Aggregate Demand of Market (B))
What is aggregate demand? What are the exceptions for general law of aggregate demand?
Posted: Sep 2009
Aggregate Demand is quantified expression of demand for a certain product or service within the market. Aggregate demand is total quantity of products that customers are willing to buy, according to all alternative prices.
The basic law of demand says: When the price of the product is increasing, the demand for the product is decreasing, and vice versa. The precondition for the basic law of demand is that other factors are constant.
This example shows the application of the basic law of demand. The higher price is decreasing the demand, while lower price is increasing the demand. The demand of every individual customer is varying. The aggregate demand curve is the expressing the demand of the whole market, under the given range of prices.
The aggregate demand law has some exceptions:
Veblen Effect - Increase of the price of certain luxury products may lead to increase of demand. Veblen Effect explains the desire of certain customers, that are willing to buy more expensive product, because of prestige and differentiation from the group.

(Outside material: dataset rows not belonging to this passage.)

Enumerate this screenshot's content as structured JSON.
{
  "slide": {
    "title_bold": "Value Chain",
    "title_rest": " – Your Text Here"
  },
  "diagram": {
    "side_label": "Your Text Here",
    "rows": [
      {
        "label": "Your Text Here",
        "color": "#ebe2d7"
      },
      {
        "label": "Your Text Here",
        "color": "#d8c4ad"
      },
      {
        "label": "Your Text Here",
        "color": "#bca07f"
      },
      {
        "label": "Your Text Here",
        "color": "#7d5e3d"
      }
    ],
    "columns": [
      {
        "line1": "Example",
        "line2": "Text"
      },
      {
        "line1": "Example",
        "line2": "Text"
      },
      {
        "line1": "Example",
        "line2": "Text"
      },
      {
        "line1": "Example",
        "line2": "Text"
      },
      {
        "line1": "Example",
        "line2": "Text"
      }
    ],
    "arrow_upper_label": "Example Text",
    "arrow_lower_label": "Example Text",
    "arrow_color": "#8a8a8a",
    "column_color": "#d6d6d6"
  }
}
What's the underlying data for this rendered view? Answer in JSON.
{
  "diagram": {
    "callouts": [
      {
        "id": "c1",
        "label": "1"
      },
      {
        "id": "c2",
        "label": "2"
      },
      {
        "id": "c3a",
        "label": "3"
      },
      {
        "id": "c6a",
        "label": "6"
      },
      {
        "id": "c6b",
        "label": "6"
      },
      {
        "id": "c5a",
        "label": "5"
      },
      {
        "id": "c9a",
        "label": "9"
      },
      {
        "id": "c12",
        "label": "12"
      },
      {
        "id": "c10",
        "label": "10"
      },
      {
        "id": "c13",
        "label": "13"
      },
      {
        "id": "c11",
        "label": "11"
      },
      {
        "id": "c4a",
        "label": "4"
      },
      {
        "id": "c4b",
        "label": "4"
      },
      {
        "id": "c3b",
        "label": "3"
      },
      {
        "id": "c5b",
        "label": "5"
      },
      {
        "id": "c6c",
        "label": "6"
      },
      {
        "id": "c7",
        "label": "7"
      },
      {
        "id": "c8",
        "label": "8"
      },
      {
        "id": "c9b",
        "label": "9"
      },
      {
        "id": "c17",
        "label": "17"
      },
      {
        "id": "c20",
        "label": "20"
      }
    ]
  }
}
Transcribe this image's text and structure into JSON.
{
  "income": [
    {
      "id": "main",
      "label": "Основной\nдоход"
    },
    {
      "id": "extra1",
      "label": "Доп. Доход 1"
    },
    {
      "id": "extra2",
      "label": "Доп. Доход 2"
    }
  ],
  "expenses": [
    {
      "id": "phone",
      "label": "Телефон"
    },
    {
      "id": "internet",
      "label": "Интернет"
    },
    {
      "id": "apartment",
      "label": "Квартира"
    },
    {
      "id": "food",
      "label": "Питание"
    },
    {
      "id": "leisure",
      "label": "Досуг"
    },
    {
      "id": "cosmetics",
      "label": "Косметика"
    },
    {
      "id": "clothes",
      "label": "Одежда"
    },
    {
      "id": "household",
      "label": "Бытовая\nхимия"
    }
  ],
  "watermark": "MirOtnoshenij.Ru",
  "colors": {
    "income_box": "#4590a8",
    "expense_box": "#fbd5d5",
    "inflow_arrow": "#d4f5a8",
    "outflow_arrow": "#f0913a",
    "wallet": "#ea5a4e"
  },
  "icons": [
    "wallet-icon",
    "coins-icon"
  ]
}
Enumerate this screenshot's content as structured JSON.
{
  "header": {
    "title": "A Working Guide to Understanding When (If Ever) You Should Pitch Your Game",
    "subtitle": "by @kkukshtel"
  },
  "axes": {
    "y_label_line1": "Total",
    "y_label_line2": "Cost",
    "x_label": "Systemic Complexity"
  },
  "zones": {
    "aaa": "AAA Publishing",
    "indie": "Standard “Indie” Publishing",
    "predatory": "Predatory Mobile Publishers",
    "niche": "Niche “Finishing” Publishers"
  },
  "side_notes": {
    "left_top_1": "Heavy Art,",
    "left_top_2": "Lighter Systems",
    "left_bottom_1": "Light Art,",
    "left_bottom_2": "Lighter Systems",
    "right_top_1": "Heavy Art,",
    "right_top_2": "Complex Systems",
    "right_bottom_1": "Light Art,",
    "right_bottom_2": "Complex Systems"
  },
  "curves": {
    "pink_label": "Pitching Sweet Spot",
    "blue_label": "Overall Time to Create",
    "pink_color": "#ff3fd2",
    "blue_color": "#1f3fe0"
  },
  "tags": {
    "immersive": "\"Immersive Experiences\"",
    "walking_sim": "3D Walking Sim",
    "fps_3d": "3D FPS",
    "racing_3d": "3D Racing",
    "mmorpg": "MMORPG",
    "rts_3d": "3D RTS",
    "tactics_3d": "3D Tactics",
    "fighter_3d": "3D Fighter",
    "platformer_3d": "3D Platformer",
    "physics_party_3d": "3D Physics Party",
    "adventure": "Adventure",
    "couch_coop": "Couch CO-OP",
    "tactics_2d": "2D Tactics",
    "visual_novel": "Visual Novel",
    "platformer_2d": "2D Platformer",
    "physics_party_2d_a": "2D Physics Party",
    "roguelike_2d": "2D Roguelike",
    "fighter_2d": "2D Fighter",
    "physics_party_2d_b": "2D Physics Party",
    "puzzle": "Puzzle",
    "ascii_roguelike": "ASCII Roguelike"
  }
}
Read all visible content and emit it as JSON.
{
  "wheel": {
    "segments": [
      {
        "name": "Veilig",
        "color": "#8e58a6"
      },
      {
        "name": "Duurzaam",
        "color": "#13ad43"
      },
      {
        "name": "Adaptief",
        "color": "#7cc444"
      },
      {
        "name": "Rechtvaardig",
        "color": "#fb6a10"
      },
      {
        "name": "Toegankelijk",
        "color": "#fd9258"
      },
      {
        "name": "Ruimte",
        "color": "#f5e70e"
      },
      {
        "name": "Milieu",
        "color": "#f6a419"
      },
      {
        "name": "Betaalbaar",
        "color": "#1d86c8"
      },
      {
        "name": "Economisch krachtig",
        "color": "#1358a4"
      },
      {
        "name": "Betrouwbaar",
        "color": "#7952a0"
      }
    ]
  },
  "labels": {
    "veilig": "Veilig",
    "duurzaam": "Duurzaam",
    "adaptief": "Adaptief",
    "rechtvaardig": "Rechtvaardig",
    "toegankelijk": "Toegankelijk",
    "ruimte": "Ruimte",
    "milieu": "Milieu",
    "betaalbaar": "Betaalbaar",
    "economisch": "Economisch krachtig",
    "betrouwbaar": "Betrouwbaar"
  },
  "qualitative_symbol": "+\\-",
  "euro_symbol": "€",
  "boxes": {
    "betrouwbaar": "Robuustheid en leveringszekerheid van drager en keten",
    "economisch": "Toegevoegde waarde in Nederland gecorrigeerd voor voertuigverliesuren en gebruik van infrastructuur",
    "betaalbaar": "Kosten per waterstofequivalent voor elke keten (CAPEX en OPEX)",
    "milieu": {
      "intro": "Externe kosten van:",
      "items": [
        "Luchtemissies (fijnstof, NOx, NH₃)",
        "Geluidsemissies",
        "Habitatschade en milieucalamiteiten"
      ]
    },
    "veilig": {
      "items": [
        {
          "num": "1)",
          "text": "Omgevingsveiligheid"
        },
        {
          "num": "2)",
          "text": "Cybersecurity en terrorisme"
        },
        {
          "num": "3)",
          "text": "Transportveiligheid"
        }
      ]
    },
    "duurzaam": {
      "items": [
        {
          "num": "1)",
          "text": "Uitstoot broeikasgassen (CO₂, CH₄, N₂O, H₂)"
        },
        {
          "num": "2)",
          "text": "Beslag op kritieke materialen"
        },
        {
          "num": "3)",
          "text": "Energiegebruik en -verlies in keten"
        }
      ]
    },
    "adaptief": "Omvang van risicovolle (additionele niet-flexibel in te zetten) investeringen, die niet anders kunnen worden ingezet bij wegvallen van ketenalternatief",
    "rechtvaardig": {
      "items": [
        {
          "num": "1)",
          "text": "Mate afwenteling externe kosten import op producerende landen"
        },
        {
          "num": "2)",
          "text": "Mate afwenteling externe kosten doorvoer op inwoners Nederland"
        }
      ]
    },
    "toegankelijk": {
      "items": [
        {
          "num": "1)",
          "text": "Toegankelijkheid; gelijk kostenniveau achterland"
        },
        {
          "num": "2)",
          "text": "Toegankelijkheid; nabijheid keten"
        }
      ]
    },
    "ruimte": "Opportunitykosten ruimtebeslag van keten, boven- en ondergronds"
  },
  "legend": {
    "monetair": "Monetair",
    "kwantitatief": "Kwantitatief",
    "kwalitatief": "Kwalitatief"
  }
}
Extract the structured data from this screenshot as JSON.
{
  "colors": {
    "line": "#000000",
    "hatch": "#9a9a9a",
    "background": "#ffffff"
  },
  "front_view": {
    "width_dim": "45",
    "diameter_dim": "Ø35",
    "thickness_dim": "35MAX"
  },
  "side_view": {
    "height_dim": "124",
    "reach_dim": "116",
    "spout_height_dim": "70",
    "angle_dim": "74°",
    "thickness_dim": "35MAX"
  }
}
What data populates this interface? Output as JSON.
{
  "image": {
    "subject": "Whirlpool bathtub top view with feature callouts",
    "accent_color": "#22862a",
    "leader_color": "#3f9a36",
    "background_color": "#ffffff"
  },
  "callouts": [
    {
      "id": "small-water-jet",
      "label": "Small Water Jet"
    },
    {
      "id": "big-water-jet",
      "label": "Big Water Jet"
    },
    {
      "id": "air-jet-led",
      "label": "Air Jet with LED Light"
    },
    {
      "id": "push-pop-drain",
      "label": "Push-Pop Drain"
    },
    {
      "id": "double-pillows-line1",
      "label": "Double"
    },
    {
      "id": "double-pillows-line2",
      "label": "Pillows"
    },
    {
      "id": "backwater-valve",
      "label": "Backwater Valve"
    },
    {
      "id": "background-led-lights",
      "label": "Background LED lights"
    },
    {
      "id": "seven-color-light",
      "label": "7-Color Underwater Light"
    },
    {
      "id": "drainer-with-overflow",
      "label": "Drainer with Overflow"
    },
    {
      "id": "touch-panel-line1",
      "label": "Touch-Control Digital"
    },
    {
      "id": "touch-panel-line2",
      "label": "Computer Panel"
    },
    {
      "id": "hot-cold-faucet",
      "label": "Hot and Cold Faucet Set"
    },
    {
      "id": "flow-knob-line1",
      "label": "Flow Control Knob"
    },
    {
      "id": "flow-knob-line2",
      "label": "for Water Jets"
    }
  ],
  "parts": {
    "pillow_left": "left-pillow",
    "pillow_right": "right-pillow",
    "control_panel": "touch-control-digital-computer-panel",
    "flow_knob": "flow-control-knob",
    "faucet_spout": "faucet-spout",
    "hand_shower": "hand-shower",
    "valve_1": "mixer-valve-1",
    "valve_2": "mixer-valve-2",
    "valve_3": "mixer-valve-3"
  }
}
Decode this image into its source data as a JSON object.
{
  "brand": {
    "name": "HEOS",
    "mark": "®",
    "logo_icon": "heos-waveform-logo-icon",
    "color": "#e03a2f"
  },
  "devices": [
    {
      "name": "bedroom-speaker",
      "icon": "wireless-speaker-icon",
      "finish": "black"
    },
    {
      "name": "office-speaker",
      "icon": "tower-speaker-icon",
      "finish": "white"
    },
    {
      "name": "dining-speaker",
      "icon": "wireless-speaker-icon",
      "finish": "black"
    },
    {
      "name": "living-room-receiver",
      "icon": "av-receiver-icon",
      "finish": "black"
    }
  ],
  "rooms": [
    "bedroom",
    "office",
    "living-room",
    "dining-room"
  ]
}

Giffen Paradox - In case of price increase of inferior good, commonly used by low budget customers, the demand is increasing too. According the Giffen paradox, lower income customers will buy more bread in case of price increase, while they will reduce purchasing of other products.
The increase or decrease of income can also make a shift of aggregate demand of the market.
The customers that earns more are willing to pay more for the good, while customers with decreased income are reluctant regarding spending.